İddianamede delil yok
İş insanı Osman Kavala’nın tutuklu yargılandığı, 16 kişi için ağırlaştırılmış müebbet hapis istenen Gezi Parkı davasının ikinci duruşması dün görüldü.
Zehra Özdilek<haber-dikey:1493621,1493161>
Silivri Cezaevi karşısındaki salonda görülen duruşmaya tutuklu bulunan Osman Kavala, 12 jandarma eşliğinde getirildi. Kavala’nın duruşma salonuna girmesiyle alkış sesleri yankılandı. Duruşma, avukat savunmalarıyla başladı. Davada yargılanan Mücella Yapıcı, Tayfun Kahraman ve Can Atalay’ın müdafisi Fikret İlkiz söz aldı. İlkiz iddianame ile ilgili görüş bildireceğini belirterek “İddianamenin 23. ve 24. sayfasında asıl iddia anlatılıyor. Gezi Parkı eylemi kalkışma olarak değerlendiriliyor. İddianame 3 bölümden oluşmuş. Kronolojide, şüphelilerin eylemleri ve olaylara nasıl yön verdikleri yer alırken üçüncü bölümde ise neredeyse Arap Baharı’ndan bahsediliyor.
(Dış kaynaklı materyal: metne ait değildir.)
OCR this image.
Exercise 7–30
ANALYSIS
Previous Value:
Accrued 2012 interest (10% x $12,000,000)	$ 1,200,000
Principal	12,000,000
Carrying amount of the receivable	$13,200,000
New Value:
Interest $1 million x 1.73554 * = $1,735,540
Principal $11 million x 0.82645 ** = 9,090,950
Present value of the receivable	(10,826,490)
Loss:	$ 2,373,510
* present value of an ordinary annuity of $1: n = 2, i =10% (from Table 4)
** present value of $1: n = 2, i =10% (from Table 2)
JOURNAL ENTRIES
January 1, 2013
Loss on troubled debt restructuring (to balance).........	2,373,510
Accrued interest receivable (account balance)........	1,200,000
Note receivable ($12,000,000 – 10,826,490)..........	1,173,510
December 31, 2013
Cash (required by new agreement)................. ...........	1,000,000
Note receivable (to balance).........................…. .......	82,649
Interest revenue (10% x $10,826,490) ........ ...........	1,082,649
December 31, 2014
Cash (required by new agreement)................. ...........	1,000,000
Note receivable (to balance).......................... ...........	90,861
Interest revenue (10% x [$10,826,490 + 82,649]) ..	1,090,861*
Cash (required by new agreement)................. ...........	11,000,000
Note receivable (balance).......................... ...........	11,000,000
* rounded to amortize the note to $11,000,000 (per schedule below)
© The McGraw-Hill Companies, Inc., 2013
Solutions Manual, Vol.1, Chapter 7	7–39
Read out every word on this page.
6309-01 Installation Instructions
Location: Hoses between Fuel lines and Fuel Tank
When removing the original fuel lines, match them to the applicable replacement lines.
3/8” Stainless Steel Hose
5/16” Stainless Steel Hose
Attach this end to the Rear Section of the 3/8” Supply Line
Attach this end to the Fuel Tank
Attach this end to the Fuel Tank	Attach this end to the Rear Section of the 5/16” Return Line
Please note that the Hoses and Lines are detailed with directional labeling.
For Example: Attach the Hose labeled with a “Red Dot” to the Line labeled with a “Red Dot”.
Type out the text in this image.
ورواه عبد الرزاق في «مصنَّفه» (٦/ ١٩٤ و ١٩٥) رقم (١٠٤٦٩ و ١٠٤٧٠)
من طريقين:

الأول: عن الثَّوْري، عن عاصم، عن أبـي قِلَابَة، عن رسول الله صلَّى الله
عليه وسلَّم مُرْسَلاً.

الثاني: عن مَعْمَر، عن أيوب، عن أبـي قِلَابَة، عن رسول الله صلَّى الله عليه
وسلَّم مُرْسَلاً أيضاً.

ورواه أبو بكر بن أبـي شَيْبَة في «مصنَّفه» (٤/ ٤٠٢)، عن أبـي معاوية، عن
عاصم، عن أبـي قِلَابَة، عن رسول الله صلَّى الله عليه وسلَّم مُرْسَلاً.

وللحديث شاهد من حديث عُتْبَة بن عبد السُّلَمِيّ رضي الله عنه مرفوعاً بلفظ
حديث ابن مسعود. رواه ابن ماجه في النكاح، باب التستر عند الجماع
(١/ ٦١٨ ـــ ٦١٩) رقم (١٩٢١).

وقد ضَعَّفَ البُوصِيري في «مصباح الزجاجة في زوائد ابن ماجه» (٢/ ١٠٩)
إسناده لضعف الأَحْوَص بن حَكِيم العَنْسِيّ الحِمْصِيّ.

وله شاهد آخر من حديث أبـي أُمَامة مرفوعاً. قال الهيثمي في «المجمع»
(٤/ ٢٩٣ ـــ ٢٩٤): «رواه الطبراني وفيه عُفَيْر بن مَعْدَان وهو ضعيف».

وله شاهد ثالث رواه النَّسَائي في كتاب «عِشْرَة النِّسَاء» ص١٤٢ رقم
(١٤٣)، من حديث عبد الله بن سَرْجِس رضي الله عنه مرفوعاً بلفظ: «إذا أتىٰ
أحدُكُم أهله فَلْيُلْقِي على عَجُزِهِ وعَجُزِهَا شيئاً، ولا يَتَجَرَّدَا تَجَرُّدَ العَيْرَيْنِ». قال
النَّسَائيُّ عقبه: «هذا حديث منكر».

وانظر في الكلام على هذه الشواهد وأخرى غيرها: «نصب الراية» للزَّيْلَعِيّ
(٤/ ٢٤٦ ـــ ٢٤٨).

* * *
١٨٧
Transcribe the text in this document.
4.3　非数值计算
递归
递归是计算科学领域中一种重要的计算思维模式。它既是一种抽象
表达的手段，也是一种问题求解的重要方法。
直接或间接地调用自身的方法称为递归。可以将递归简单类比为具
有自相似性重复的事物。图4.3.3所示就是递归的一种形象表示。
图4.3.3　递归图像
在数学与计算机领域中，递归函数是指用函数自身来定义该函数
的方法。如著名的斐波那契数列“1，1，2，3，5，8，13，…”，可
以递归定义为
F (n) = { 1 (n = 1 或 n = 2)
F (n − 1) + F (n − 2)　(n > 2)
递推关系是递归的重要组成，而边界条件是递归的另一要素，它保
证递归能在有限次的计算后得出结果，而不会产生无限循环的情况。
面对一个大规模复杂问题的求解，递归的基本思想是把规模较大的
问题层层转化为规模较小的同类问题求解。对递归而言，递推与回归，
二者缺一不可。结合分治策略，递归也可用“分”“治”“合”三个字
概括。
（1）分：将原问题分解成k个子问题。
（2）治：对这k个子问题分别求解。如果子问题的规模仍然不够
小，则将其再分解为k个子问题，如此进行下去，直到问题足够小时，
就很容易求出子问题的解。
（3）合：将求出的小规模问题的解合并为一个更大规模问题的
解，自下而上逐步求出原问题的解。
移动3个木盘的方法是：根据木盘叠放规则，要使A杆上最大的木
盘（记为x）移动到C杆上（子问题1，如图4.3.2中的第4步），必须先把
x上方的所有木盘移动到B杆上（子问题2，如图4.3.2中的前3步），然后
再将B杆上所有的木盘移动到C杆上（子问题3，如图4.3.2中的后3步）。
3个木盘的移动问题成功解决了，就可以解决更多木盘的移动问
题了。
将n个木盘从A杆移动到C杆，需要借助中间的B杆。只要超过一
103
Hedefin AKP olduğu iddia ediliyor. Diz çöktürme operasyonu olarak nitelendiriliyor. Bu şekilde bir iddianame yazamazsınız” dedi. Yasalara uygun bir iddianame beklemenin hakları olduğunu dile getiren İlkiz, şöyle devam etti:
“Biz iddiaların somutlaştırılmasından yanayız. Yüklenen suç belirsiz olmamalı. Müvekkillerim daha önce İstanbul 33. Asliye Ceza Mahkemesi’nde yargılanıp beraat almışlardır. Bu kararlara rağmen dava açıldı. Taksim Dayanışması platformunun suç olduğunu gösteren bir tek delil yoktur. 5 yıl önce iddianamede yer alan suçlamalar soruldu ve yargılandılar. Tayfun Kahraman için iki tane ‘kovuşturmaya yer yoktur’ kararı var. Tehdidi insanların başında Demokles’in kılıcı gibi tutamazsınız. Bireylere yönelik hak ihlali için kurulan Taksim Dayanışması’na mücadele açısından bakılmalıdır.”
‘FETÖ hazırladı’
Can Atalay ve Tayfun Kahraman’ın avukatı Özgür Karaduman ise FETÖ’nün hazırladığı bir iddianame ile karşı karşıya olduklarına değinerek “FETÖ ile mücadele ediliyorsa eğer bu iddianameye kıymet verilmemelidir ve reddedilmesi gerekir. Uludağ Sözlük gibi yerlere ergenlerin yazdığı sözlerin iddianameye konması ciddiyetsizliği ortaya koyuyor. Takipsizlik verilen bir dosya nasıl kıymetlendirildi. Neden 6 yıl sonra bu insanlar itham ediliyor” dedi.
Kopukluk belirginleşti
Hakkında yakalama kararı olan Açık Toplum Vakfı çalışanı Gökçe Yılmaz Tüylüoğlu’nun avukatı Bahri Belen söz aldı. Belen, Açık Toplum Vakfı’nın yasal bir vakıf olduğuna ve gerekli denetim süreçlerinden geçtiğini söyledi. Belen, Tüylüoğlu hakkındaki yakalama kararının kaldırılmasını istedi. Çiğdem Mater’in avukatı Hürrem Sönmez, Mater’in telefonlarının dinlenmesi kararlarını veren hâkimlerin halen usülsüz dinleme davalarında yargılandıklarını, iletişim tespit tutanaklarının da Gezi eylemlerinden bir ay sonra tutulduğunu söyledi. İletişim tespit tutanaklarında suç unsuru olmadığını söyleyen Sönmez, “Benim müvekkilim hiç çekmediği bir filmle hükümeti devirmek suçundan yargılanıyor” dedi.
Avukatların ardından Osman Kavala söz alan Kavala, “Şüphe ile delil arasındaki kopukluk belirgin hale geldi. Tahliyemi talep ediyorum” dedi. Tahliye talebini reddeden mahkeme duruşmayı 8 Ekim’e erteledi.